Friday, January 3, 2014

Negative Interest Rates

Secular Stagnation is a slump that is not a product of the business cycle but more-or-less a permanent condition. - Bloomberg Businessweek

As I have mentioned in previous blog posts banks are awash with reserve cash and are using that cash to make themselves enormous profits by receiving money in the form of interest from the Reserve Bank and by placing bets in the massive derivatives markets.  In order to stimulate an economy using an easy monetary policy it is imperative that the money that is "printed" makes its way into the hands of the entrepreneurs that are the backbone of the economy.  This is not happening for the simple reason that the money being "printed" is being given straight back to the Reserve Bank.  This may be resulting in Secular Stagnation which is an economy that is stuck in a long term state of stagnation for the simple reason that the money being used to stimulate is not reaching the economic drivers of small business and the consumer.

A simple solution to this problem would be to charge banks interest on these reserves.  This would result in a negative rate of interest and would instantly reduce the massive reserves that are held at the Reserve Bank to a minimum.  Now to understand negative rates you need to understand the theory.  Banks require a rate of return that is not only higher than their borrowing costs but also takes into account the erosion of their capital base through inflation.  While the spread they receive may be low, leverage provides the profit however this leverage is being provided by the derivatives market rather than by lending to businesses and households (for a more full description of this see my previous blog).  Charging them interest on their reserves would immediately reduce reserves to a minimum and result in massive amounts of investment capital coming onto the market.
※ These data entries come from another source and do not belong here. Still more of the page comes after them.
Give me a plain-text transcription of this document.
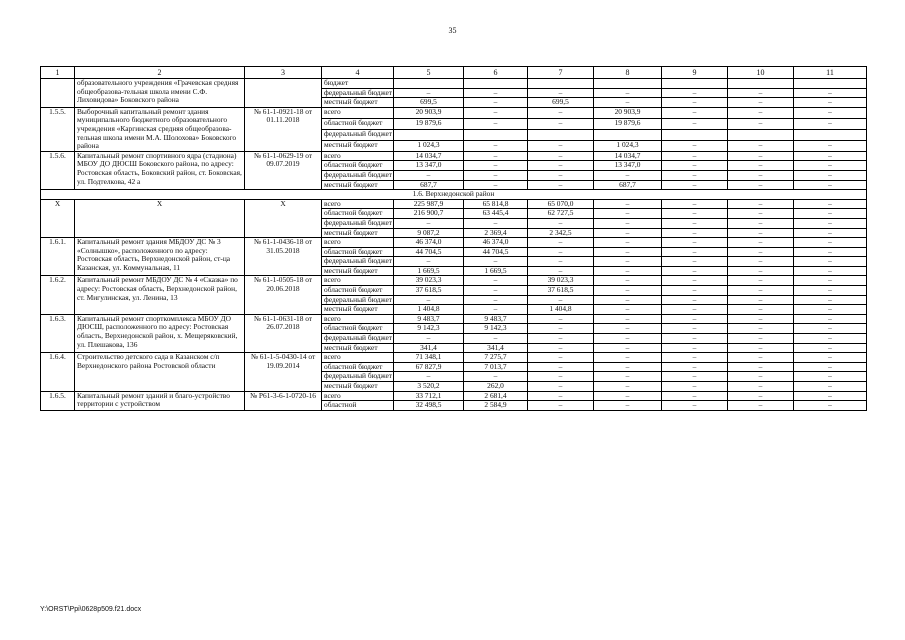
35
1	2	3	4	5	6	7	8	9	10	11
	образовательного учреждения «Грачевская средняя общеобразова-тельная школа имени С.Ф. Лиховидова» Боковского района		бюджет							
			федеральный бюджет	–	–	–	–	–	–	–
			местный бюджет	699,5	–	699,5	–	–	–	–
1.5.5.	Выборочный капитальный ремонт здания муниципального бюджетного образовательного учреждения «Каргинская средняя общеобразова-тельная школа имени М.А. Шолохова» Боковского района	№ 61-1-0921-18 от 01.11.2018	всего	20 903,9	–	–	20 903,9	–	–	–
			областной бюджет	19 879,6	–	–	19 879,6	–	–	–
			федеральный бюджет							
			местный бюджет	1 024,3	–	–	1 024,3	–	–	–
1.5.6.	Капитальный ремонт спортивного ядра (стадиона) МБОУ ДО ДЮСШ Боковского района, по адресу: Ростовская область, Боковский район, ст. Боковская, ул. Подтелкова, 42 а	№ 61-1-0629-19 от 09.07.2019	всего	14 034,7	–	–	14 034,7	–	–	–
			областной бюджет	13 347,0	–	–	13 347,0	–	–	–
			федеральный бюджет	–	–	–	–	–	–	–
			местный бюджет	687,7	–	–	687,7	–	–	–
1.6. Верхнедонской район										
Х	Х	Х	всего	225 987,9	65 814,8	65 070,0	–	–	–	–
			областной бюджет	216 900,7	63 445,4	62 727,5	–	–	–	–
			федеральный бюджет	–	–	–	–	–	–	–
			местный бюджет	9 087,2	2 369,4	2 342,5	–	–	–	–
1.6.1.	Капитальный ремонт здания МБДОУ ДС № 3 «Солнышко», расположенного по адресу: Ростовская область, Верхнедонской район, ст-ца Казанская, ул. Коммунальная, 11	№ 61-1-0436-18 от 31.05.2018	всего	46 374,0	46 374,0	–	–	–	–	–
			областной бюджет	44 704,5	44 704,5	–	–	–	–	–
			федеральный бюджет	–	–	–	–	–	–	–
			местный бюджет	1 669,5	1 669,5	–	–	–	–	–
1.6.2.	Капитальный ремонт МБДОУ ДС № 4 «Сказка» по адресу: Ростовская область, Верхнедонской район, ст. Мигулинская, ул. Ленина, 13	№ 61-1-0505-18 от 20.06.2018	всего	39 023,3	–	39 023,3	–	–	–	–
			областной бюджет	37 618,5	–	37 618,5	–	–	–	–
			федеральный бюджет	–	–	–	–	–	–	–
			местный бюджет	1 404,8	–	1 404,8	–	–	–	–
1.6.3.	Капитальный ремонт спорткомплекса МБОУ ДО ДЮСШ, расположенного по адресу: Ростовская область, Верхнедонской район, х. Мещеряковский, ул. Плешакова, 136	№ 61-1-0631-18 от 26.07.2018	всего	9 483,7	9 483,7	–	–	–	–	–
			областной бюджет	9 142,3	9 142,3	–	–	–	–	–
			федеральный бюджет	–	–	–	–	–	–	–
			местный бюджет	341,4	341,4	–	–	–	–	–
1.6.4.	Строительство детского сада в Казанском с/п Верхнедонского района Ростовской области	№ 61-1-5-0430-14 от 19.09.2014	всего	71 348,1	7 275,7	–	–	–	–	–
			областной бюджет	67 827,9	7 013,7	–	–	–	–	–
			федеральный бюджет	–	–	–	–	–	–	–
			местный бюджет	3 520,2	262,0	–	–	–	–	–
1.6.5.	Капитальный ремонт зданий и благо-устройство территории с устройством	№ Р61-3-6-1-0720-16	всего	33 712,1	2 681,4	–	–	–	–	–
			областной	32 498,5	2 584,9	–	–	–	–	–
Y:\ORST\Ppi\0628p509.f21.docx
In the past banks were not paid interest on their reserves and therefore it was enough to lower interest rates to close to zero to stimulate bank lending.  Also in the past inflation hovered around 2.5% so lowering interest rates to zero resulted in an implied negative rate of interest.  The problem is that today, with inflation running at a rate around 1% or possibly lower, lowering the interest rate to 25 basis points really does not do the job.  Taking Japan as an example it can be clearly seen that while they have printed inordinate amounts of money and have held interest rates at zero for decades, deflation eroded any stimulus and has not provided the economy the boost required.  Using this example you can clearly see that no amount of money thrown at an economy can solve this dilemma until rates are negative.

The United States can achieve a negative rate simply by charging banks interest on their reserves but the issue now is that with more than $2 trillion piled up in reserves the results are hard to quantify for the simple reason that there is no control of where that money would end up.  Had it dribbled into the economy in a controlled way that would be one thing but flicking the switch over to charging them interest would result in an avalanche of money flooding the system and it is anyone's guess as to the outcome.  Furthermore banks would fight this policy change for the simple reason that they are now making more money than ever and what banker would want to end the gravy train?  This is another reason why I firmly believe that interest rates will remain subdued and that real growth rates in the United States will remain anemic for the coming year which is why it is imperative that you find yield in places outside of the norm.